I hadn’t planned an extended stop at Lees Ferry. Vermilion Cliffs National Monument was my destination, but when I couldn’t find maps or information in Page or at the Glen Canyon Visitor Center, I decided to wing it figuring I’d find what I needed along the way.

First stop was to the ever popular Horseshoe Bend. Now that was a HUGE disappointment. Not only was it a zoo, with probably 100 people clamoring for a snap of that perfect photo we’d all seen, but with the position of the sun and the boats zooming through the channel, it was clear this scene would not make my Cherry Picker’s Delight list. 

Next stop was the Navajo Bridge Interpretive Center, surely they’d have brochures or maps of the area. Well, being off season and all, it was closed.  Since I was there I took the opportunity to wander over the bridge and gaze upon the Colorado River; and use the nicest public restrooms I’ve seen in a long time, complete with composting toilets!

As long as I was in the vicinity and wandering about, I decided to take a quick tour of the Lees Ferry area. The short 5 mile drive featured some impressive sandstone features including Balanced Rock and Cathedral Wash. However since I was still focused on exploring Vermilion Cliffs I did not linger. 

I continued my drive east on Highway 89A, stopping at the communities of Marble Canyon, Vermilion Cliffs and Cliff Dwellers, all with the same result. No information, no maps!

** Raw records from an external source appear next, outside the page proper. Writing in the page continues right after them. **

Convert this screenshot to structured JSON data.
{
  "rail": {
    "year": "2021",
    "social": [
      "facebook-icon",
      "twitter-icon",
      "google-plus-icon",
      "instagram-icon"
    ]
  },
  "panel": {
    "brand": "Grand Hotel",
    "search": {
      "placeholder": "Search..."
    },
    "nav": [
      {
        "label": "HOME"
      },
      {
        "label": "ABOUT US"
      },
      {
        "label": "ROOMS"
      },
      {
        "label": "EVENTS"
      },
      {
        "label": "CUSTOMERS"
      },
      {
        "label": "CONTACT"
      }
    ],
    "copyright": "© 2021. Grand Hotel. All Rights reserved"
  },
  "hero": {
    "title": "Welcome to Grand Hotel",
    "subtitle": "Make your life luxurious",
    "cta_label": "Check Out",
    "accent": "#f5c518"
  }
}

Finally I cried, UNCLE. There must be some reason I’m not supposed to explore the Arizona side of Vermilion Cliffs. I’ve learned not to fight these clues. Ready to stretch my legs, walk off my frustrations and settle in for the night, I returned to Lees Ferry, where there is a no reservation camping area.

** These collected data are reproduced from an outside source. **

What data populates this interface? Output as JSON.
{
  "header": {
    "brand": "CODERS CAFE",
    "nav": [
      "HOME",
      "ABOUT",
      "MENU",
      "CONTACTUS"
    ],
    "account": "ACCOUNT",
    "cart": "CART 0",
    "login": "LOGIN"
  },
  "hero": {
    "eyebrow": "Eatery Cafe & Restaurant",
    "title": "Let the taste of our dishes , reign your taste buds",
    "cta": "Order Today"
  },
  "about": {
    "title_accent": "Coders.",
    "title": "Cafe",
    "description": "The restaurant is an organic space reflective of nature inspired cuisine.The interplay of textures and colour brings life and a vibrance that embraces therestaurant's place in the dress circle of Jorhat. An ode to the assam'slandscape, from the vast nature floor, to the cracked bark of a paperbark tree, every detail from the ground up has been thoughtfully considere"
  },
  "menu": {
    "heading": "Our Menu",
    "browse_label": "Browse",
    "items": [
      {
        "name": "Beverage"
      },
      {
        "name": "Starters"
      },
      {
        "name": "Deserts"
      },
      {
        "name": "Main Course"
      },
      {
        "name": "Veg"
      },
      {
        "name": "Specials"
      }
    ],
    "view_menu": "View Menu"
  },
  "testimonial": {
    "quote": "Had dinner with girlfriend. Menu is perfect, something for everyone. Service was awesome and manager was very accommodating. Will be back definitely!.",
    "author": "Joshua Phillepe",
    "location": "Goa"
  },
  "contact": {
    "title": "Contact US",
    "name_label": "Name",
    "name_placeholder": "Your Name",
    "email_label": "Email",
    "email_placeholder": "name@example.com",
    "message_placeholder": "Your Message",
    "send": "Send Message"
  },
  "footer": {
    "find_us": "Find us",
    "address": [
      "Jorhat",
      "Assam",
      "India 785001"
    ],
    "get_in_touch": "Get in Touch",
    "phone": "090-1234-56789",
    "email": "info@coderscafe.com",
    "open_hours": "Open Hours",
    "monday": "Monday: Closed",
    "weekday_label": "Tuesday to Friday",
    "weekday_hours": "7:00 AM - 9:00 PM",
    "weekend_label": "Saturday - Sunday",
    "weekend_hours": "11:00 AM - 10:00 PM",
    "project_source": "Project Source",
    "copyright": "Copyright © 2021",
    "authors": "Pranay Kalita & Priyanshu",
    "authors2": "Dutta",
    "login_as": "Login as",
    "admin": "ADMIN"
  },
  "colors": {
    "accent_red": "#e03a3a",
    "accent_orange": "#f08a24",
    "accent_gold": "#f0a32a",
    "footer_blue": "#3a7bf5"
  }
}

Hike 1 – Historic River Trail

The area is named after ferry operator John D Lee. Beginning in 1873 Mormon pioneers used this ferry to cross the mighty Colorado River on their journey from Utah to Arizona. The mouth of the Paria River provided the only breach of sheer canyon walls for hundreds of miles. Service was discontinued in 1928 after the ferry capsized, killing three men. Today, this area is primarily used by rafters, kayakers, fishermen, and a few crazy hikers like me.

Hike 2 – Spencer Trail

This trail was built in 1910 to transport coal from the Warm Creek mine to Spencer’s mining operation at Lees Ferry. Sketchy details were provided:

  • 1.5 miles
  • Strenuous; Difficult
  • Trail climbs vertical cliffs with a 1500-1700′ elevation gain
  • Trail not regularly maintained but passable for careful hikers
  • Rocky climb up switchbacks
  • Look for the rock cairns to the left and above the old boiler

Found the sign, now about that trail? It’s supposed to switchback up the face to the top.

I’ll take this view over that of Horseshoe Bend any time, especially since I had the trail and entire mountain to myself. 

The Colorado River continues it’s journey through Marble Canyon. 

Views of the Paria River Canyon

I’d say this palette of colors would rival that of Death Valley. 

Views down into the beginnings of the Grand Canyon with Lake Powell and Glen Canyon in the far distance.

Reality vs trail literature:I found this trail to be in pretty good shape and would have considered it maintained, had I not read otherwise. It does have some narrow and sketchy sections that might make those with height issues a little woozy. I LOVED so many things about this trail, especially the views! There were several places once on top that invited exploration . . . but alas time did not allow on this day.

Hike 3 – Paria Canyon Trail

The Lonely Dell Ranch, so named for it’s then extremely isolated location, is the welcoming entry to Paria Canyon. The original purpose of the Ranch was to provide a home for the ferry operators and their families. The trail reaches Utah in about 45 miles.


Date(s) Hiked: 3/15, 3/16, 3/30, 3/31/16

Road Trip Day(s) #25-26, 40-41

Jan’s Tips:

  • If you want to explore Vermilion Cliffs on the Arizona side, you’ll want to visit a BLM office first. Nearest are St George and Kanab, plus the Paria Contact station on the Utah side. There are NO visitor centers. Some areas are quite restrictive with quota permits, others are fragile ecosystems requiring extra precautions, while others can only be accessed with raised 4×4. Maps are imperative!
  • March was a great time of year to visit Lees Ferry. Temperatures were perfect for hiking and exploring.
  • While I’m sure there were BLM dispersed camping options available, without a map or information, plus feeling uncertain about off road conditions, I found the campground at Lees Ferry to be more than adequate.